When McCain invokes climate rhetoric it's political opportunism. Period. Like in New Hampshire -- a state filled with Independents who rank global warming high on their list of concerns.
Unfortunate truth (lost on his GOP enemies): John McCain is not a major champion of climate change solutions.
Not anymore. Not even close. The times they have changed. And so, apparently, has McCain.
in 2003, McCain introduced the US Senate's first cap-and-trade bill, the McCain-Liebeman Stewardship Act. It earned him props from green groups. Even an endorsement from LCV in 2004 after he had racked up a horrible lifetime score of 26 percent. He was the bright CFL light in a room full of antiquated coal-fired plants.
No longer.
In the last three months, McCain has demonstrated to the nation that he's a no-show on climate change. Literally.
In a crucial vote in December 2007 on the energy bill, he failed to show up. He was the deciding vote. The result of his absence? The defeat of the clean energy package. Meanwhile, Senators Obama and Clinton managed to be there.
On February 6, 2008, McCain did it again. He was a glaring no-show for the vote on the Senate stimulus bill that would have included clean energy incentives to boost America's renewables biz. The bill was one vote shy of passing.
McCain's vote.
Worse yet: McCain was in Washington at the time. He chose to skip the vote. "Too busy, focused on other stuff." The other stuff was a meeting at CPAC. Conservative Political Action Conference.
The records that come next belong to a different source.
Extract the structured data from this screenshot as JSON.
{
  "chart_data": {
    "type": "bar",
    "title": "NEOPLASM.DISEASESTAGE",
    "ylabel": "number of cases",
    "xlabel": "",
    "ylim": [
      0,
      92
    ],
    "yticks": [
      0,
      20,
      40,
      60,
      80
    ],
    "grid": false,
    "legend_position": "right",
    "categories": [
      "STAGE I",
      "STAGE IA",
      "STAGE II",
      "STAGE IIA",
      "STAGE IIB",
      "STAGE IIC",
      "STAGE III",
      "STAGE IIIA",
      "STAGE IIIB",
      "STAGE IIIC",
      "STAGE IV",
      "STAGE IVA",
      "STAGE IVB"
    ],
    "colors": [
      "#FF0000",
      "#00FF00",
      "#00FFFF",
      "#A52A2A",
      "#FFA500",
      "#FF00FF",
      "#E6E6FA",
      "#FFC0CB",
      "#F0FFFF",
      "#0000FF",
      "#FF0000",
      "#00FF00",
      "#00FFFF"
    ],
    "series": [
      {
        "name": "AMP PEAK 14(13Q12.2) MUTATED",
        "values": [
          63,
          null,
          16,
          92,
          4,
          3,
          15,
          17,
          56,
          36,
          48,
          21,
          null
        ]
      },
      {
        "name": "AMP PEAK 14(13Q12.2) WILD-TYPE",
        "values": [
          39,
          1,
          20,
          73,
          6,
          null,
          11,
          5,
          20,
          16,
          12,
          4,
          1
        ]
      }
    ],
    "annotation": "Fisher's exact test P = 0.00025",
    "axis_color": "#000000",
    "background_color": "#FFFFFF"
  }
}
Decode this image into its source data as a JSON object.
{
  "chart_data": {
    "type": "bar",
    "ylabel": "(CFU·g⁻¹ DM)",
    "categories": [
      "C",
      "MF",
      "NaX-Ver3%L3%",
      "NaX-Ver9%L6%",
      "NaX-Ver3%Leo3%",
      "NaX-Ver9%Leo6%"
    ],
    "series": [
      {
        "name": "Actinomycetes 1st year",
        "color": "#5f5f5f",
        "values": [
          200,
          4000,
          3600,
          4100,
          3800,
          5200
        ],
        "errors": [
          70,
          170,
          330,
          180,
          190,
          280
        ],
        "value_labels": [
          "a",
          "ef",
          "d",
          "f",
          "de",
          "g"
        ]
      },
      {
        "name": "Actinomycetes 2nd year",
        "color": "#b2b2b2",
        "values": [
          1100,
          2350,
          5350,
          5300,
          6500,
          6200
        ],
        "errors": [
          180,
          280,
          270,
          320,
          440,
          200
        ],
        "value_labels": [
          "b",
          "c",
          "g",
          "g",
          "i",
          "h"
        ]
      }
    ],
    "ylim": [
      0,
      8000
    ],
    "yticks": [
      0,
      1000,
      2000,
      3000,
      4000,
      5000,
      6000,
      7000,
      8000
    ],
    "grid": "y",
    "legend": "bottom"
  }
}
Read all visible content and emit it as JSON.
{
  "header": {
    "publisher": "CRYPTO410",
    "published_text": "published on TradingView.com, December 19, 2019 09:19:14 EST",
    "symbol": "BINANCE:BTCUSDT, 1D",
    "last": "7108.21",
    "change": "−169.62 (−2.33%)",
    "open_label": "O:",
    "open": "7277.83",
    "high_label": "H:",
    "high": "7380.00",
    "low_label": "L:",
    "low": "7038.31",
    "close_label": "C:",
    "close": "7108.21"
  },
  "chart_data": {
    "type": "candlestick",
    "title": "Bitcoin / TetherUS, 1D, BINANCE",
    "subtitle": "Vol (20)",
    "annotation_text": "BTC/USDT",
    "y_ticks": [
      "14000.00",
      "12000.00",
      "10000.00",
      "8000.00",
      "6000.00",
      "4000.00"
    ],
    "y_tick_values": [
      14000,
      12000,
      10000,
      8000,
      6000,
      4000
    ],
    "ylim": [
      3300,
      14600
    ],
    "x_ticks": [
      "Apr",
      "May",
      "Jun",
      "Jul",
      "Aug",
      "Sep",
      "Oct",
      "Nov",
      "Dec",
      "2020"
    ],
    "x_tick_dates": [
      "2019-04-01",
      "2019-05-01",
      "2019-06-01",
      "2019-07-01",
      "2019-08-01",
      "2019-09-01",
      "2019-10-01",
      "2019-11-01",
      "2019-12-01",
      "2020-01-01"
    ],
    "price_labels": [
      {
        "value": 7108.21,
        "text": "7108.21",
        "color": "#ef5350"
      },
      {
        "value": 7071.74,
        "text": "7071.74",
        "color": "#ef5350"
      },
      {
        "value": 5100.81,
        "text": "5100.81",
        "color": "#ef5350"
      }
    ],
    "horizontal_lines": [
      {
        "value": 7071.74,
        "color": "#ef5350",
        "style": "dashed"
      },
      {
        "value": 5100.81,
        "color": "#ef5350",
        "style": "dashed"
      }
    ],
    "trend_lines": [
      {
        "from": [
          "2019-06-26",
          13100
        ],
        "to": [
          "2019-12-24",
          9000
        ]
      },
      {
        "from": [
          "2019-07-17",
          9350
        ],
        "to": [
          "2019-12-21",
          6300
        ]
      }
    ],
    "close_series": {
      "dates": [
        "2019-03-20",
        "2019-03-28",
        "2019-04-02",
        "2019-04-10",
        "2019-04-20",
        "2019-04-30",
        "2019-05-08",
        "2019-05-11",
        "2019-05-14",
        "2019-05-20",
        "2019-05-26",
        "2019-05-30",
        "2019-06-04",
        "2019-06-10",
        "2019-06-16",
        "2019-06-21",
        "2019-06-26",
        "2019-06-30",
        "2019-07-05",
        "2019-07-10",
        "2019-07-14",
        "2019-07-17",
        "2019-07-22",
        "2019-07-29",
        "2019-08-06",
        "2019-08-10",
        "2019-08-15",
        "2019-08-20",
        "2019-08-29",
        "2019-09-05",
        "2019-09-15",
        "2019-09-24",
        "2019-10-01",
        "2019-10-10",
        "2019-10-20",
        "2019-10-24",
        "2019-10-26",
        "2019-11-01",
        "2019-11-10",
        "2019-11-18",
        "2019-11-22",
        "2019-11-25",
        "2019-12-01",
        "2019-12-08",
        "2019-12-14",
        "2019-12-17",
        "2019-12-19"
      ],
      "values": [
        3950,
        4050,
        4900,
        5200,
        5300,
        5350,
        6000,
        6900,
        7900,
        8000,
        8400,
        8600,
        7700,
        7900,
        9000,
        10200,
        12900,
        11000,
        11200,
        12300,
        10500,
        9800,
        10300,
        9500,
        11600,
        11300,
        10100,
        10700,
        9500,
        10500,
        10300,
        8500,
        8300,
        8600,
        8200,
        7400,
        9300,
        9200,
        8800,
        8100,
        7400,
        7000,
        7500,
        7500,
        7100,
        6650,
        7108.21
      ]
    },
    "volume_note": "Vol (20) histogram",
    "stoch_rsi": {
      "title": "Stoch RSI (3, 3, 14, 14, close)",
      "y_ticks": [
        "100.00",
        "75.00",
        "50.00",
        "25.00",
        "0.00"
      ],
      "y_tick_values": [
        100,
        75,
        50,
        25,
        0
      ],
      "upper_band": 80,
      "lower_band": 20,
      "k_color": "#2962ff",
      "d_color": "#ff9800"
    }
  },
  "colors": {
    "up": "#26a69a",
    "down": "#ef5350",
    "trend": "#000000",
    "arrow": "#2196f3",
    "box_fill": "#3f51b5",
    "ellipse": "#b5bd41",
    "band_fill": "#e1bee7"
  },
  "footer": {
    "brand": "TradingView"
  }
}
The right-wing group of GOP members, says the WSJ, who will "make or break" his presidential aspirations.
So much for our maverick McCain.
He also backtracked on his support for a mandatory cap on emissions, oddly. And his constant mention of nuclear power as a speedy fix reeks of pandering to the right.
Now that Romney's out of the picture, McCain's the clear front-runner -- and #1 flip-flopper.
In three months on the campaign trail, he has screwed over clean energy at least twice. Are you sure you're ready to give him the golden seat for four whole years?